Videos aus der Flutnacht: Polizei räumt Versäumnis ein

Mit den Polizeihubschrauber-Videos aus der Flutnacht an der Ahr befasst sich der Rechtsausschuss in der kommenden Woche. Warum lagen sie der Staatsanwaltschaft und dem Untersuchungsausschuss lange nicht vor? Die Polizei nimmt zumindest einen Teil der Schuld auf sich.
Die von der Flut zerstörte Eisenbahnbrücke über dem Fluss Ahr in Altenahr. © Boris Roessler/dpa/Archivbild

Die rheinland-pfälzische Polizei hat zugegeben, die Hubschrauber-Videos aus der Flutnacht im Ahrtal zu spät dem Untersuchungsausschuss Flutkatastrophe übermittelt zu haben. «Es ist einzuräumen, dass die Polizei bezüglich der Videos gegenüber dem Untersuchungsausschuss schon vor dem Beweisbeschluss vom 29. August 2022 vorlagepflichtig gewesen wäre», heißt es in einem am Freitag vom Innenministerium verbreiteten Statement der Polizeipräsidenten Christoph Semmelrogge und Karlheinz Maron.

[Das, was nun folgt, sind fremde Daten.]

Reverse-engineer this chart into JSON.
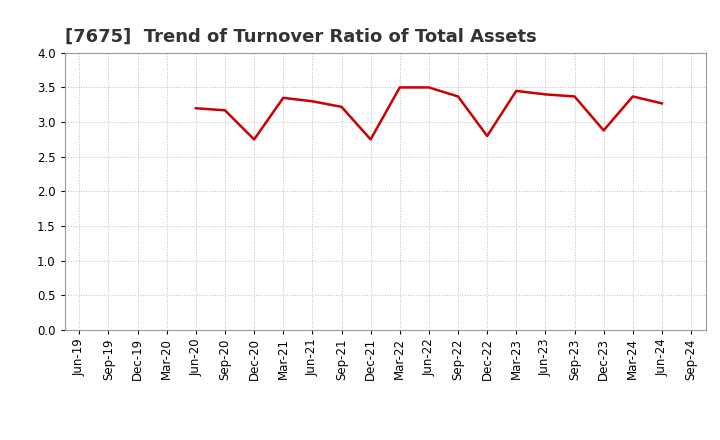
{
  "title": "[7675]  Trend of Turnover Ratio of Total Assets",
  "ylim": [
    0.0,
    4.0
  ],
  "yticks": [
    0.0,
    0.5,
    1.0,
    1.5,
    2.0,
    2.5,
    3.0,
    3.5,
    4.0
  ],
  "x_labels": [
    "Jun-19",
    "Sep-19",
    "Dec-19",
    "Mar-20",
    "Jun-20",
    "Sep-20",
    "Dec-20",
    "Mar-21",
    "Jun-21",
    "Sep-21",
    "Dec-21",
    "Mar-22",
    "Jun-22",
    "Sep-22",
    "Dec-22",
    "Mar-23",
    "Jun-23",
    "Sep-23",
    "Dec-23",
    "Mar-24",
    "Jun-24",
    "Sep-24"
  ],
  "data_x_indices": [
    4,
    5,
    6,
    7,
    8,
    9,
    10,
    11,
    12,
    13,
    14,
    15,
    16,
    17,
    18,
    19,
    20
  ],
  "data_values": [
    3.2,
    3.17,
    2.75,
    3.35,
    3.3,
    3.22,
    2.75,
    3.5,
    3.5,
    3.37,
    2.8,
    3.45,
    3.4,
    3.37,
    2.88,
    3.37,
    3.27
  ],
  "line_color": "#cc0000",
  "line_width": 1.8,
  "grid_color": "#bbbbbb",
  "bg_color": "#ffffff",
  "border_color": "#999999",
  "title_fontsize": 13,
  "tick_fontsize": 8.5,
  "title_color": "#333333"
}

CDU-Landes- und Fraktionschef Christian Baldauf wertete dies als «einen unanständigen Versuch» von Innenminister Roger Lewentz (SPD), «von der eigenen Schuld abzulenken». Stephan Wefelscheid (Freie Wähler) wies darauf hin, dass sich der Rechtsausschuss des Landtags am kommenden Donnerstag mit dem Thema beschäftigen werde. Es stelle sich dabei auch die Frage, wieso die Videos auch der gegen den ehemaligen Ahr-Landrat Jürgen Pföhler (CDU) ermittelnden Staatsanwaltschaft nicht vorlagen.

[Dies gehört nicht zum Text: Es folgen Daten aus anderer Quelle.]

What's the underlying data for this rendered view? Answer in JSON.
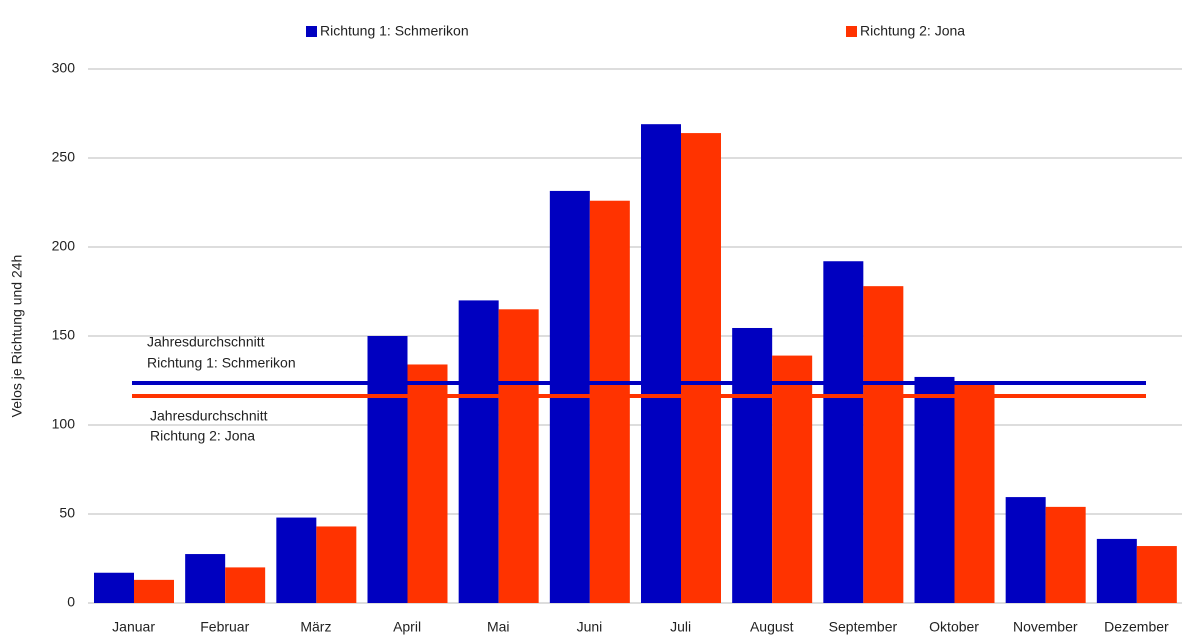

Semmelrogge ist Chef des Präsidiums Einsatz, Logistik und Technik, zu dem die Hubschrauberstaffel gehört. Maron ist der Präsident des Polizeipräsidiums in Koblenz. Dieses habe den USB-Stick mit den Videos nicht bei der Hubschrauberstaffel abgeholt und diese das wiederum auch nicht in ihren Akten vermerkt, hatte das Innenministerium bereits am Dienstag mitgeteilt.

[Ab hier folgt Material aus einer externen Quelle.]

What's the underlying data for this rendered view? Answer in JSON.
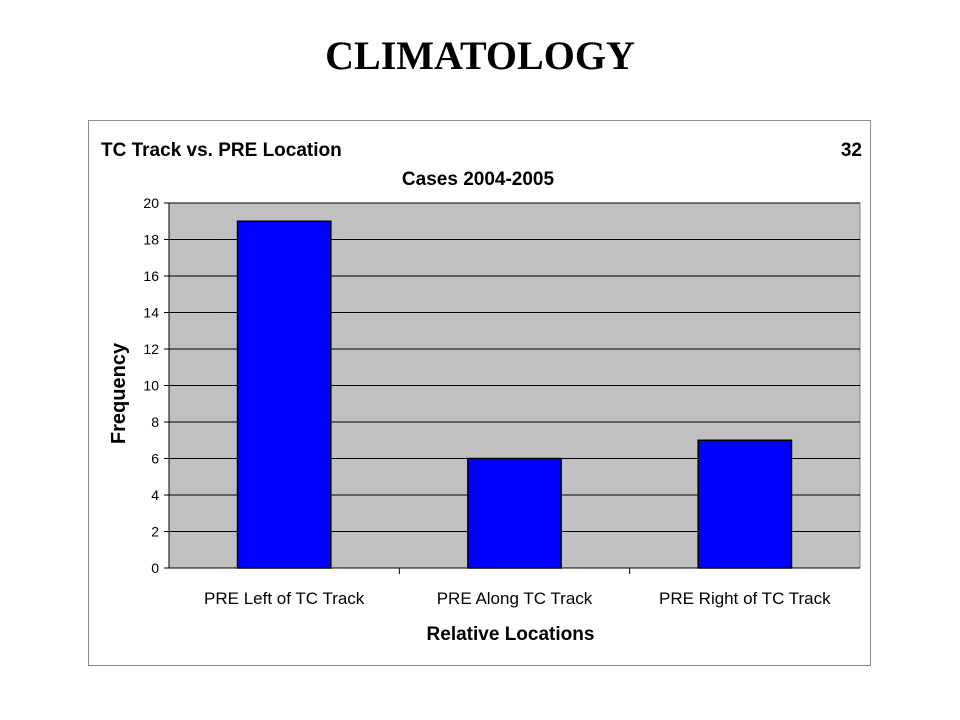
{
  "slide": {
    "title": "CLIMATOLOGY"
  },
  "colors": {
    "bar_fill": "#0000ff",
    "plot_background": "#c0c0c0",
    "gridline": "#000000"
  },
  "chart_data": {
    "type": "bar",
    "title": "TC Track vs. PRE Location",
    "title_right": "32",
    "subtitle": "Cases 2004-2005",
    "xlabel": "Relative Locations",
    "ylabel": "Frequency",
    "categories": [
      "PRE Left of TC Track",
      "PRE Along TC Track",
      "PRE Right of TC Track"
    ],
    "values": [
      19,
      6,
      7
    ],
    "ylim": [
      0,
      20
    ],
    "yticks": [
      0,
      2,
      4,
      6,
      8,
      10,
      12,
      14,
      16,
      18,
      20
    ],
    "grid": true,
    "legend": "none"
  }
}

In der Mitteilung des Ministeriums von Freitag heißt es, dass das Innenministerium die Videos am 9. September 2022 per Kurier vom Polizeipräsidium Koblenz erhalten habe. Die Spitze des Hauses sei über die Zusendung informiert worden. «Weil zu diesem Zeitpunkt allerdings schon klar war, dass der Minister in der darauffolgenden Woche als Zeuge im Untersuchungsausschuss aussagen wird, fand gleichsam eine Abwägung statt.» Denn Zeugen solle die Durchsicht von Unterlagen nur zur Auffrischung ihrer Erinnerungen dienen. Ihre Rolle sei auch darauf beschränkt, das wiederzugeben, was sie selbst wahrgenommen haben.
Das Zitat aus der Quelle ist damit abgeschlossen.